BRUSSELS - With little discussion and a unanimous vote, Adam Opel AG's supervisory board appointed Gary Cowger as the new chairman of GM's German subsidiary.
The quiet proceedings marked the end of more than a year of internal turbulence and restructuring of GM's European operations.
According to a source at Opel, Opel's unions helped its management get more independence from GM Europe and GM International Operations.
Opel's unions hold 10 of the 20 voting seats on the supervisory board.
They had threatened to block Cowger's appointment, leading to months of talks with executives in Detroit and Zurich.
The unions extracted promises from GM that Opel management will have the resources to improve its products and maintain and strengthen its German identity.
GM Chairman Jack Smith personally met members of the supervisory board during his trip to Europe in April.
He had been worried about the problems at Opel, and he promised in January to spend more time in Europe.
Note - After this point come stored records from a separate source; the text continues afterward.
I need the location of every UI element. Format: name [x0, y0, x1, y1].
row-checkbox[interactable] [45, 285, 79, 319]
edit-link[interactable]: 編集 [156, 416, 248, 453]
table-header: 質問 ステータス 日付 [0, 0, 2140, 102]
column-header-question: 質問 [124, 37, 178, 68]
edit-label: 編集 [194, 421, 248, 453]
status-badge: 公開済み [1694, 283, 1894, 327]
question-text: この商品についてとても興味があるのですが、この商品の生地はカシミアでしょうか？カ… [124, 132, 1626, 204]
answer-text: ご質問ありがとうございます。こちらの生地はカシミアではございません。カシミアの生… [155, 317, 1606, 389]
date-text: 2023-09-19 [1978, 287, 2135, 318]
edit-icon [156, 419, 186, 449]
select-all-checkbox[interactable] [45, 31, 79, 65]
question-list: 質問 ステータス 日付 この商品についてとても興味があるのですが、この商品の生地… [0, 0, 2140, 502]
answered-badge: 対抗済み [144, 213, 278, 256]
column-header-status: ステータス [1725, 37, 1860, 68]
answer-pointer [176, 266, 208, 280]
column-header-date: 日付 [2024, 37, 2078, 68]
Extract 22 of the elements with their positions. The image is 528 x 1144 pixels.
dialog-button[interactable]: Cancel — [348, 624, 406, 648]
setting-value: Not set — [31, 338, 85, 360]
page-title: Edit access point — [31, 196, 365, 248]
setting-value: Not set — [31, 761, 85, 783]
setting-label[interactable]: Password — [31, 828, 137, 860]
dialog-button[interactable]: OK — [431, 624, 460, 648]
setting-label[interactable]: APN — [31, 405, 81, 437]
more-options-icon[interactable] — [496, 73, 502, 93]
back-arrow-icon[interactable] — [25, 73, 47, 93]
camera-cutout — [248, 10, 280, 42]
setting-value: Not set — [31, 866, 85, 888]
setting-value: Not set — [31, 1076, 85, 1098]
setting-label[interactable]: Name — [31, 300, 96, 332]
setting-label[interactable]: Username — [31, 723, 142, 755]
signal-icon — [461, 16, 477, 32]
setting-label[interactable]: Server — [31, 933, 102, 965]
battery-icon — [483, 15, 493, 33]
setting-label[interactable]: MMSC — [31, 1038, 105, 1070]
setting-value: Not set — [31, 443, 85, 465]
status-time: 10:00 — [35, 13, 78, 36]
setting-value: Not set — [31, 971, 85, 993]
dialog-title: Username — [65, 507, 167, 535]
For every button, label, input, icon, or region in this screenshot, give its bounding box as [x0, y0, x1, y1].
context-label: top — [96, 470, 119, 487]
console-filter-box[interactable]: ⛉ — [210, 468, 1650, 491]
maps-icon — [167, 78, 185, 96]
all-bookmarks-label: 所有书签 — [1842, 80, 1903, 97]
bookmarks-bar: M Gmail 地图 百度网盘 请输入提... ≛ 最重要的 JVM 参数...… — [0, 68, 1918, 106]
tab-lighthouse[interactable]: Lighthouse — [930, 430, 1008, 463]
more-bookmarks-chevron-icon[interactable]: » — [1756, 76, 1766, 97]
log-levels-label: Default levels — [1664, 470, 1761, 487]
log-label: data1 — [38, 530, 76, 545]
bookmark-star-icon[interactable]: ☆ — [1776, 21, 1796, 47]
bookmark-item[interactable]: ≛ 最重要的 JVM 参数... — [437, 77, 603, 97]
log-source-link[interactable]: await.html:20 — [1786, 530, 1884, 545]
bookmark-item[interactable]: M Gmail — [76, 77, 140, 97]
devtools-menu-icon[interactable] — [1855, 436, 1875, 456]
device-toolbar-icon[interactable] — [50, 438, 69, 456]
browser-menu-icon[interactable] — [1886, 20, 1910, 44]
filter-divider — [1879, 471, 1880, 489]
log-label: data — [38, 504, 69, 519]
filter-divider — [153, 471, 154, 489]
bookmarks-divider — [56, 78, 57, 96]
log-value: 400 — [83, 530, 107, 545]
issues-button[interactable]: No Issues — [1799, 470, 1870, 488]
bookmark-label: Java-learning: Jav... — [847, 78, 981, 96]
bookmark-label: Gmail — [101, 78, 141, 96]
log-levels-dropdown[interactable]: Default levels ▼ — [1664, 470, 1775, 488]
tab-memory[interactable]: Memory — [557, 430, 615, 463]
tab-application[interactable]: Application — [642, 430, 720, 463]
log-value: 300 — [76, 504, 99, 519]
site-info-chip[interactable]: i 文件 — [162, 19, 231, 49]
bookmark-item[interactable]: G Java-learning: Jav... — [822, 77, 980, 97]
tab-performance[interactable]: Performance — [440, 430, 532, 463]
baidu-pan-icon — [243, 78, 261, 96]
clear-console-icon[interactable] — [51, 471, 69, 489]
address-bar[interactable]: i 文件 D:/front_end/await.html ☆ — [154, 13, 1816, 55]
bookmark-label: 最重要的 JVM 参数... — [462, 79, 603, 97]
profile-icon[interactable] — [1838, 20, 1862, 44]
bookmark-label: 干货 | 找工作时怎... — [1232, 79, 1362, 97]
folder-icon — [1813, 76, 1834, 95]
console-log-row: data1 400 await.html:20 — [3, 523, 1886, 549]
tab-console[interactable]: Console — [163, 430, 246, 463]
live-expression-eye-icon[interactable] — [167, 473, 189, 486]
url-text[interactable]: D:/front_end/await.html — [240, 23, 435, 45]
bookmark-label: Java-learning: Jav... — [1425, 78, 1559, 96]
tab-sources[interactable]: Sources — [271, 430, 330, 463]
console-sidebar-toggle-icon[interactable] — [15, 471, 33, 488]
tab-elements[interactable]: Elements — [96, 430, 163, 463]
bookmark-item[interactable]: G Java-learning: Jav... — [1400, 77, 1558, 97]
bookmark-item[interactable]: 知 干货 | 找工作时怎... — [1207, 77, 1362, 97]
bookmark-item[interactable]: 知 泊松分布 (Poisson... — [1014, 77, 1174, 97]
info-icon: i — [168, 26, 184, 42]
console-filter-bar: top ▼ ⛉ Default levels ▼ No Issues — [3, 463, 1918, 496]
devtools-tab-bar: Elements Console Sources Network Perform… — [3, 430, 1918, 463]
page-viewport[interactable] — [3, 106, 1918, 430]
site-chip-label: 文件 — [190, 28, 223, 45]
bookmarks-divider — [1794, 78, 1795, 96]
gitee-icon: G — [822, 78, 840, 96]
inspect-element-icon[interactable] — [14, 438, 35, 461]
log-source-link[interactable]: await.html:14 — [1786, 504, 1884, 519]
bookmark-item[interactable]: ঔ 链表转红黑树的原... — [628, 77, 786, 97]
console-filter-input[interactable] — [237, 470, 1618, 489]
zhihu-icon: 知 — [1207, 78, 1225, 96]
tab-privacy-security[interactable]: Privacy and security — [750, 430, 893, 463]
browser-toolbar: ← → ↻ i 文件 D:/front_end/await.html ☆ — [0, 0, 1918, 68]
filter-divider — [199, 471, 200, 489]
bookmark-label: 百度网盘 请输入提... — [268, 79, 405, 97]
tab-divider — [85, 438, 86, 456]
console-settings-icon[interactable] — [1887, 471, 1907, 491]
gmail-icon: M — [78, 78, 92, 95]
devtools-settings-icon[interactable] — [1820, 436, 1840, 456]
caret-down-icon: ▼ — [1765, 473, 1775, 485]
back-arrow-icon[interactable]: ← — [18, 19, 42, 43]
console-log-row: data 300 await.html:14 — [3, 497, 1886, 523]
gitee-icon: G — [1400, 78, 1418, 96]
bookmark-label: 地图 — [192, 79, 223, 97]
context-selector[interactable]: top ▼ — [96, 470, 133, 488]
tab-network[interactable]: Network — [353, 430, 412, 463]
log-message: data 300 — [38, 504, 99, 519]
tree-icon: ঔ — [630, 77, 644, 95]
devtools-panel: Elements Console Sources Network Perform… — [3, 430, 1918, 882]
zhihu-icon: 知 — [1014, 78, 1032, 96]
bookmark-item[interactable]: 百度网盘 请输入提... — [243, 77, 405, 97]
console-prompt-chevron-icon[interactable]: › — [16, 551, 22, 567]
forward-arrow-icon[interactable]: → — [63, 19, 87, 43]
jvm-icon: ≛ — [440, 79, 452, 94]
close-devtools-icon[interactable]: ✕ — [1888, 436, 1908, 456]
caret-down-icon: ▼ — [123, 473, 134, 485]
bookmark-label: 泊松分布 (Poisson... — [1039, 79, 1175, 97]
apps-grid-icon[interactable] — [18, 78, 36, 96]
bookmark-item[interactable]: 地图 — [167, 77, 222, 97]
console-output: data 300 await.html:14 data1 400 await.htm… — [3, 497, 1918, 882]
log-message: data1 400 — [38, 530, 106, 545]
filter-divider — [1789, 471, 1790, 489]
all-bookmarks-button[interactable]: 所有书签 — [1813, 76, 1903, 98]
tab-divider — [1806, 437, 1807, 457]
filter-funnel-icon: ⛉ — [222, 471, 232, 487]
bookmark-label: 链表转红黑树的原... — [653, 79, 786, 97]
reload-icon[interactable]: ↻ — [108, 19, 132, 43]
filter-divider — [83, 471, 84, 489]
Smith agreed to transfer GM International Operations from Zurich to Detroit.
Hans Wilhelm Gaeb, chairman of the Opel supervisory board, hinted at the behind-the-scenes negotiations between Opel and GM when he announced Cowger's ap-pointment.
He called the unanimous vote 'a remarkable act of unity' made possible only because of 'cooperation between GM and its employees.'
Sources said Gaeb led the discussions and acted as a mediator between labor and management.
Rudolf Mueller, chairman of the Opel General Works Council and vice chairman of the supervisory board, praised Jack Smith for taking 'seriously the wishes and concerns expressed by employees.'
He thanked Smith for his personal involvement 'in efforts to improve coordination between Adam Opel AG and GM Europe.'
Cowger, 51, was due to assume the top job on 19 June, the day after Opel's 1997 re-sults were to be released at the annual financial press conference in Frankfurt.
The event would be the final formal appearance for David Herman, 52, who leaves the chairman's post after six years.
Herman will move to Moscow to become a GM corporate vice president for Russia and all the markets of the former Soviet Union.